The film is based on the true story of Margaret Humphries, an unassuming social worker and family woman who inadvertently stumbles upon the untold story of child migrants, who, having been told their parents had died, were piled into massive ships and brought to Australia where they endured hard work and often abuse. When Humphries comes across one such migrant’s mother, still alive and well, having been told her daughter was safely adopted, the process of single-handedly reuniting these families begins to utterly consume her life.
Emily Watson effortlessly plays Humphries, masterfully navigating her home and working lives and emotionally engaging with a character who willingly takes the weight of two worlds onto her shoulders.
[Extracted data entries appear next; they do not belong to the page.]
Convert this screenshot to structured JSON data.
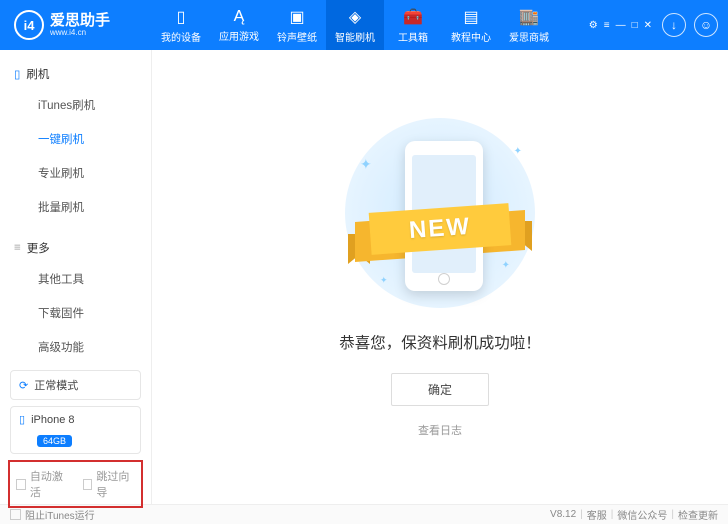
{
  "brand": {
    "logo_text": "i4",
    "name": "爱思助手",
    "url": "www.i4.cn"
  },
  "nav": {
    "items": [
      {
        "label": "我的设备"
      },
      {
        "label": "应用游戏"
      },
      {
        "label": "铃声壁纸"
      },
      {
        "label": "智能刷机"
      },
      {
        "label": "工具箱"
      },
      {
        "label": "教程中心"
      },
      {
        "label": "爱思商城"
      }
    ]
  },
  "sidebar": {
    "section1": {
      "title": "刷机"
    },
    "items1": [
      {
        "label": "iTunes刷机"
      },
      {
        "label": "一键刷机"
      },
      {
        "label": "专业刷机"
      },
      {
        "label": "批量刷机"
      }
    ],
    "section2": {
      "title": "更多"
    },
    "items2": [
      {
        "label": "其他工具"
      },
      {
        "label": "下载固件"
      },
      {
        "label": "高级功能"
      }
    ],
    "mode_label": "正常模式",
    "device_name": "iPhone 8",
    "device_capacity": "64GB",
    "opt_auto_activate": "自动激活",
    "opt_skip_setup": "跳过向导"
  },
  "main": {
    "ribbon_text": "NEW",
    "success_text": "恭喜您，保资料刷机成功啦！",
    "ok_button": "确定",
    "view_log": "查看日志"
  },
  "footer": {
    "block_itunes": "阻止iTunes运行",
    "version": "V8.12",
    "support": "客服",
    "wechat": "微信公众号",
    "check_update": "检查更新"
  }
}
Watson breathes humour and panic into her character in equal measure to create the complex author of Empty Cradles, from which the movie takes its lead. Throughout Watson’s performance, it’s easy to see what drew the film’s creators to her story in particular. Hugo Weaving is another incredible addition to a wonderful cast, playing Jack, one of the first child migrants Margaret meets. Jack is one of the most emotionally complex characters we meet, and Weaving gives one of his finest performances as every cell in his character is effortlessly believable.
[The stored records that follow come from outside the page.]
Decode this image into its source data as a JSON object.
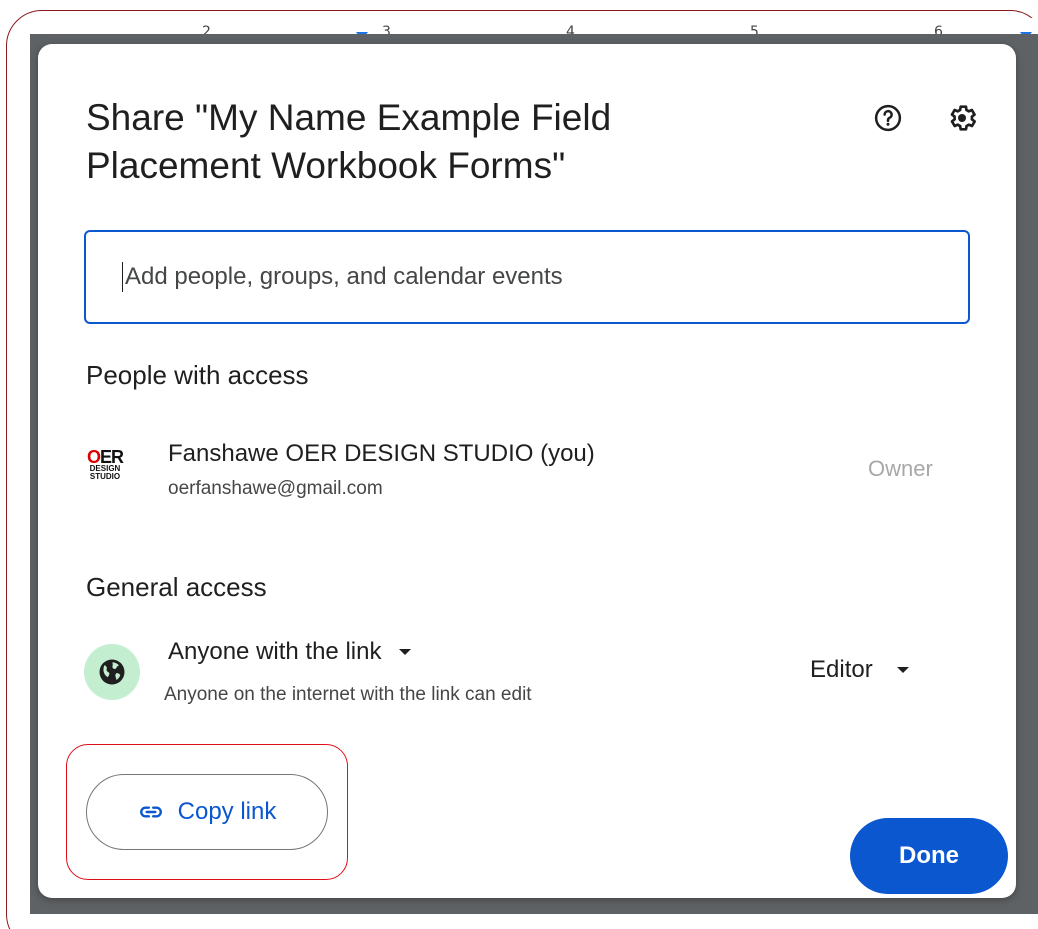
{
  "ruler": {
    "numbers": [
      "2",
      "3",
      "4",
      "5",
      "6"
    ]
  },
  "dialog": {
    "title": "Share \"My Name Example Field Placement Workbook Forms\"",
    "help_icon": "help-circle-icon",
    "settings_icon": "gear-icon"
  },
  "search": {
    "placeholder": "Add people, groups, and calendar events",
    "value": ""
  },
  "people_section": {
    "heading": "People with access",
    "people": [
      {
        "name": "Fanshawe OER DESIGN STUDIO (you)",
        "email": "oerfanshawe@gmail.com",
        "role": "Owner",
        "avatar_text": "OER",
        "avatar_sub1": "DESIGN",
        "avatar_sub2": "STUDIO"
      }
    ]
  },
  "general_access": {
    "heading": "General access",
    "scope": "Anyone with the link",
    "description": "Anyone on the internet with the link can edit",
    "role": "Editor",
    "icon": "globe-icon"
  },
  "actions": {
    "copy_link": "Copy link",
    "done": "Done",
    "link_icon": "link-icon"
  },
  "colors": {
    "accent": "#0b57d0",
    "globe_bg": "#c4eed0",
    "highlight": "#e0101a"
  }
}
Oranges and Sunshine is an emotional rollercoaster, bringing its audience through crushing lows, and giggling highs. Visually, it is a feast. Having been filmed between the UK and Australia, one might assume a slight fissure between the two, but each location plays upon the emotions of the characters. Somehow, Australia is visually scorching, whilst Nottingham jumps between gloomy and safely pleasant, no mean feat for a crew hopping on and off long-distance flights.
It is a human tale which interrogates the very nature of identity and asks one question. If our identities are shattered around us for our entire lives, what do we as adults do when we are presented with our lost identities later in life? Director Jim Loach’s television and documentary background is evident throughout as the story never slips through the cracks into cheesy flashbacks, remaining forever in the moment. His true genius is in creating the cinematic aspects of an incredibly internal story. There are few watchable films which give us this kind of interior view of our heroine, and, for me, that was incredibly refreshing.
Go see Oranges and Sunshine because there’s a world of injustices out there that we know nothing about. Go because there are millions of voices wishing to be heard, and this gives voice to just a couple. Go because it is at its core a human story. See it because Hugo Weaving and Emily Watson put on stellar performances, or go simply because you like the popcorn, whatever you do, just don’t miss out on it.